Mingei International Museum’s latest exhibition, “San Diego’s Craft Revolution: From Post-War Modern to California Design” showcases the work of over sixty artists and thirty years of undocumented local art history. The exhibition considers the work of local craftsmen and craftswomen from the postwar period of the 1940s through the 1970s. Works range in medium from sleek copper sculptures to handmade chairs and jewelry. While the range of works is quite eclectic, what stands out the most is the design infused into these everyday objects and the artists behind the works themselves.

So many of the artists featured in “San Diego’s Craft Revolution” are, in fact, women. Take for example, Arline Fisch, an artist of the 1960s and ‘70s working with large-scale jewelry that was meant to be worn as body ornament. Though her “Halter and Dress” piece from 1968 might appear showy when photographed on the female form, it simultaneously showcases both the body ornament itself and the wearer—ultimately, photographs of Fisch’s pieces speak to the tumultuous ‘60s themselves. It then appears that though Fisch was creating large-scale jewelry or body ornament, it went beyond the everyday to something more ceremonial.

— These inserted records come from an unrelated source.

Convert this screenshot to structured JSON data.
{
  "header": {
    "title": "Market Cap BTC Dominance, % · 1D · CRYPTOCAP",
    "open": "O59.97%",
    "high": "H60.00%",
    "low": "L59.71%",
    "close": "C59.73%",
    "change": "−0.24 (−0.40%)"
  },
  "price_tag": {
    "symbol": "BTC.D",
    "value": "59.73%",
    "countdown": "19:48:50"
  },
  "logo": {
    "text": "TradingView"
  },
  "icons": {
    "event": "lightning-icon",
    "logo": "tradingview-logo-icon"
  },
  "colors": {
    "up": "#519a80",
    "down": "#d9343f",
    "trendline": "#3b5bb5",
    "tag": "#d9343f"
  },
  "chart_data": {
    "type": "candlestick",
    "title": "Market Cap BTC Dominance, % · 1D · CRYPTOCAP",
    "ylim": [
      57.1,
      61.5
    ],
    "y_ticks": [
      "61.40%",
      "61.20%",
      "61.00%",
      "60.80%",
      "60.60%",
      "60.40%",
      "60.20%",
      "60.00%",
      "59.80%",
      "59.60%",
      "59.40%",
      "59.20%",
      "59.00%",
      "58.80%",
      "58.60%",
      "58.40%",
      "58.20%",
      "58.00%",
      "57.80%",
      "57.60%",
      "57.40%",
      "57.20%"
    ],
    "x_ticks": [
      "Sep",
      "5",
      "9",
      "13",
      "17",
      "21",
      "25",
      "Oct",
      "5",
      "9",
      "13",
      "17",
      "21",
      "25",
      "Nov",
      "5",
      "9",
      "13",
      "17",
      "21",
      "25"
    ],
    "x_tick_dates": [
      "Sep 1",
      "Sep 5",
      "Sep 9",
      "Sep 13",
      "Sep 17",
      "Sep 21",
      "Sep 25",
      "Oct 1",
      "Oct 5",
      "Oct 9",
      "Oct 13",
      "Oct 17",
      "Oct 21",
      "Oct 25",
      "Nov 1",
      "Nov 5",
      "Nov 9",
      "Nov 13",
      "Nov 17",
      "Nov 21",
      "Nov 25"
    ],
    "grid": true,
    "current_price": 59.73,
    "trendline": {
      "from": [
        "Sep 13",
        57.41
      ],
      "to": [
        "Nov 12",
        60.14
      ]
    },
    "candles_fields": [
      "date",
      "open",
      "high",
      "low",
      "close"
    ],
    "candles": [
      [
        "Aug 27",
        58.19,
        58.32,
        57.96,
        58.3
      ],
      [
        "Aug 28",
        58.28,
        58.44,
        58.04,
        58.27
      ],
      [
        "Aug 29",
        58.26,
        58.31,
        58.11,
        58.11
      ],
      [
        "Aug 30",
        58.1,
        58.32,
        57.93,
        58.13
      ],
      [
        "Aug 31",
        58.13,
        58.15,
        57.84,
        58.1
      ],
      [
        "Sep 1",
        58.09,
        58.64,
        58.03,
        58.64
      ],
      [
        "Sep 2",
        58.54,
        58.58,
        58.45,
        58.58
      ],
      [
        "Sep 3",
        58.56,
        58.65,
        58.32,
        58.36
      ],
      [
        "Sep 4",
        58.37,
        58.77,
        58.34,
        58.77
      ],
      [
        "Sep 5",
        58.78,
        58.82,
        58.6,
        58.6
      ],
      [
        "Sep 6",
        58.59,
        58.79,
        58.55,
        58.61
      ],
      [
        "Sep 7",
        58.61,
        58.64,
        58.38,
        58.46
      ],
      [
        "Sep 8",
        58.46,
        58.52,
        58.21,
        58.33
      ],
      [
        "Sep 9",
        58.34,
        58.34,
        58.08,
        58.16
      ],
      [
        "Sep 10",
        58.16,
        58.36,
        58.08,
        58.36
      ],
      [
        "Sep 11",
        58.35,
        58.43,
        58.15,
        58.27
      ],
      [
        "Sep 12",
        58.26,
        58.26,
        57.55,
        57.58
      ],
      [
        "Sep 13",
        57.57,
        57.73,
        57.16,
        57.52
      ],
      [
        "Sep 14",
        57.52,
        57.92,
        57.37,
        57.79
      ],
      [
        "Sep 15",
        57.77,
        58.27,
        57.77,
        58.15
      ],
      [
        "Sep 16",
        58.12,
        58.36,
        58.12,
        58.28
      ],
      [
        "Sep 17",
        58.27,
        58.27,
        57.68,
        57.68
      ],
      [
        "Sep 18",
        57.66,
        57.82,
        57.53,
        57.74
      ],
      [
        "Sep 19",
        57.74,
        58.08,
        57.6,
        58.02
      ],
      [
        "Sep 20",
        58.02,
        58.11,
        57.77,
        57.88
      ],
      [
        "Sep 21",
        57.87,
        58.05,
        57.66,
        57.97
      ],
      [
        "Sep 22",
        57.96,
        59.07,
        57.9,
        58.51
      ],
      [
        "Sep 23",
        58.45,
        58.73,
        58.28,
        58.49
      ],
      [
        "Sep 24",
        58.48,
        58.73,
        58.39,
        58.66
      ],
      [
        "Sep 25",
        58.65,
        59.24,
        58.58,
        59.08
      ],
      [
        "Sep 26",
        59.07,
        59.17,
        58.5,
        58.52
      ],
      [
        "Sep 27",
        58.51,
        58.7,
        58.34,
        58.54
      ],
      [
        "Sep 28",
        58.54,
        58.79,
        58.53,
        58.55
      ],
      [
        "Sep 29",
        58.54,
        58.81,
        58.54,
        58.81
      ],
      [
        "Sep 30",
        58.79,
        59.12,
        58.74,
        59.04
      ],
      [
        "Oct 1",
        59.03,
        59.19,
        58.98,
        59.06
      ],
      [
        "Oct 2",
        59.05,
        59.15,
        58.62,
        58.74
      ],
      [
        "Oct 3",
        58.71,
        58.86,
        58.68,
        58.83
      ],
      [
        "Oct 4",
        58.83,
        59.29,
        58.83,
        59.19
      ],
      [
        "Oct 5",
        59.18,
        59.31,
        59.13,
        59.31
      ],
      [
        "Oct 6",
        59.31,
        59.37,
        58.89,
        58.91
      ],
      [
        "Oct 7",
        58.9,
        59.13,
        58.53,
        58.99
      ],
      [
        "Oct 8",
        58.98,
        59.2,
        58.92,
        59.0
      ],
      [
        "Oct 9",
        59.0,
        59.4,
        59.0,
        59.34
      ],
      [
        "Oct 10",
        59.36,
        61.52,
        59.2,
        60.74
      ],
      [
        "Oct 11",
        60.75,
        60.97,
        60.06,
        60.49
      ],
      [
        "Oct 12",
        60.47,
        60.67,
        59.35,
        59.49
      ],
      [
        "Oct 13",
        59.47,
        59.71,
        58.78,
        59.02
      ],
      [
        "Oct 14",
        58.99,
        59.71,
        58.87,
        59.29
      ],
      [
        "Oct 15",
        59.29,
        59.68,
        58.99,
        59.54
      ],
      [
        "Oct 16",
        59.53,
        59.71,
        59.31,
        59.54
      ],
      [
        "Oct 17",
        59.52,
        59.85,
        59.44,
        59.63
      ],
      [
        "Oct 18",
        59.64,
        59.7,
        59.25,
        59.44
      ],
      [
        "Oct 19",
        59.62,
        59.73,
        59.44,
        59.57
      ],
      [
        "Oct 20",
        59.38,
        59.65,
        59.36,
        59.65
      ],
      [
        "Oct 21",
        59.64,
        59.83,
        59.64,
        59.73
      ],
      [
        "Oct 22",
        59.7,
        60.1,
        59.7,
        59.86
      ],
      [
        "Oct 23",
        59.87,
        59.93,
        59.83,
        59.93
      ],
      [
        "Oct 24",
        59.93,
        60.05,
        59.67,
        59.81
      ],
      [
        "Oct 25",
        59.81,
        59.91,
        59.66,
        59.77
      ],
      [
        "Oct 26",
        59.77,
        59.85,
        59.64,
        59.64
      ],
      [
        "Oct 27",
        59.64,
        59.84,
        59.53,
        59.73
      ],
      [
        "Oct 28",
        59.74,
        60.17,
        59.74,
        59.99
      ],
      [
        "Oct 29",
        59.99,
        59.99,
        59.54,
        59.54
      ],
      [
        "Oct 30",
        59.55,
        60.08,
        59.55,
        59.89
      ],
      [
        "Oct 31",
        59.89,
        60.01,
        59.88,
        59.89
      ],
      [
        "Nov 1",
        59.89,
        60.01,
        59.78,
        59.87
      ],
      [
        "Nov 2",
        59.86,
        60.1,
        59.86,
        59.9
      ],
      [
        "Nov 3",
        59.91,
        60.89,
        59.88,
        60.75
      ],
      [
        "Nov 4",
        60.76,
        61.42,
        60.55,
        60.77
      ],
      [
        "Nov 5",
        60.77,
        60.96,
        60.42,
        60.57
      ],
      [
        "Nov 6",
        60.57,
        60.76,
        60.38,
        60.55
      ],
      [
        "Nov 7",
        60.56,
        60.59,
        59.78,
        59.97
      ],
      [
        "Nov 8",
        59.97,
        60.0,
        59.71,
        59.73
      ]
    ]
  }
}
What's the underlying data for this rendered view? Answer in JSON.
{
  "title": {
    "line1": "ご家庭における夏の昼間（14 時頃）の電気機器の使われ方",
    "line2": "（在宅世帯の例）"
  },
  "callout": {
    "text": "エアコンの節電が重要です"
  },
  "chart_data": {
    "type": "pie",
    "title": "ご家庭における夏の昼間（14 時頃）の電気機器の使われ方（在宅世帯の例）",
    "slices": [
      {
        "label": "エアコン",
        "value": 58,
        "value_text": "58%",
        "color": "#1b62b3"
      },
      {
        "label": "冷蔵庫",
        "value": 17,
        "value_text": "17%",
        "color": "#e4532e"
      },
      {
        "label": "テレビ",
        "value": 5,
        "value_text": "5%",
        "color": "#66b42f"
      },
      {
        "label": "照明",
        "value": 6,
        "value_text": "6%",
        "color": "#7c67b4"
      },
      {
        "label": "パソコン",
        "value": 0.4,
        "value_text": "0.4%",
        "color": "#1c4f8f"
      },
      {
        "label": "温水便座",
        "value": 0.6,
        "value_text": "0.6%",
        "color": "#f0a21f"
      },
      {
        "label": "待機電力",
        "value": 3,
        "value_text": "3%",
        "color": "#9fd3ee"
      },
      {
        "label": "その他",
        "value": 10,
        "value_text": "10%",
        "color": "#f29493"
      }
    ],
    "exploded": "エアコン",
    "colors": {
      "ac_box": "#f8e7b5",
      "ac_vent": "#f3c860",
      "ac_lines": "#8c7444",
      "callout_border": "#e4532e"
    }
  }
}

Malcolm McClain, Pot, late 1950s, slab-built stoneware, 13 ½ x 12 x 10 ½ in. Collection of Laurence McGilvery. Photograph by Steve Oliver.

Lynn Fayman, self-portrait, ca. 1954. Courtesy of Danah Fayman.

Comparatively, husband and wife team, Ellamarie and Jackson Woolley’s large-scale copper-pieces “Reflective Sun” and “Creative Sun” of 1964 feature crumpled copper pieces transformed into an abstract sun form. The works were originally commissioned for the Civic Theater as a means to play off the interior light. In the thirty years since the original commission, the works have faced many unknowns. It is only now, in the current Mingei exhibition, that the Woolley’s works can finally be showcased to the public.

Mingei’s latest exhibition sheds light on an often forgotten moment in San Diego’s own art history: that of the craft revolution. The exhibit is part of Southern California’s recent arts initiative, “Pacific Standard Time: Art in L.A. 1945-1980.”

“San Diego’s Craft Revolution: From Post-War Modern to California Design” runs through April 15, 2012 at the Mingei International Museum in Balboa Park.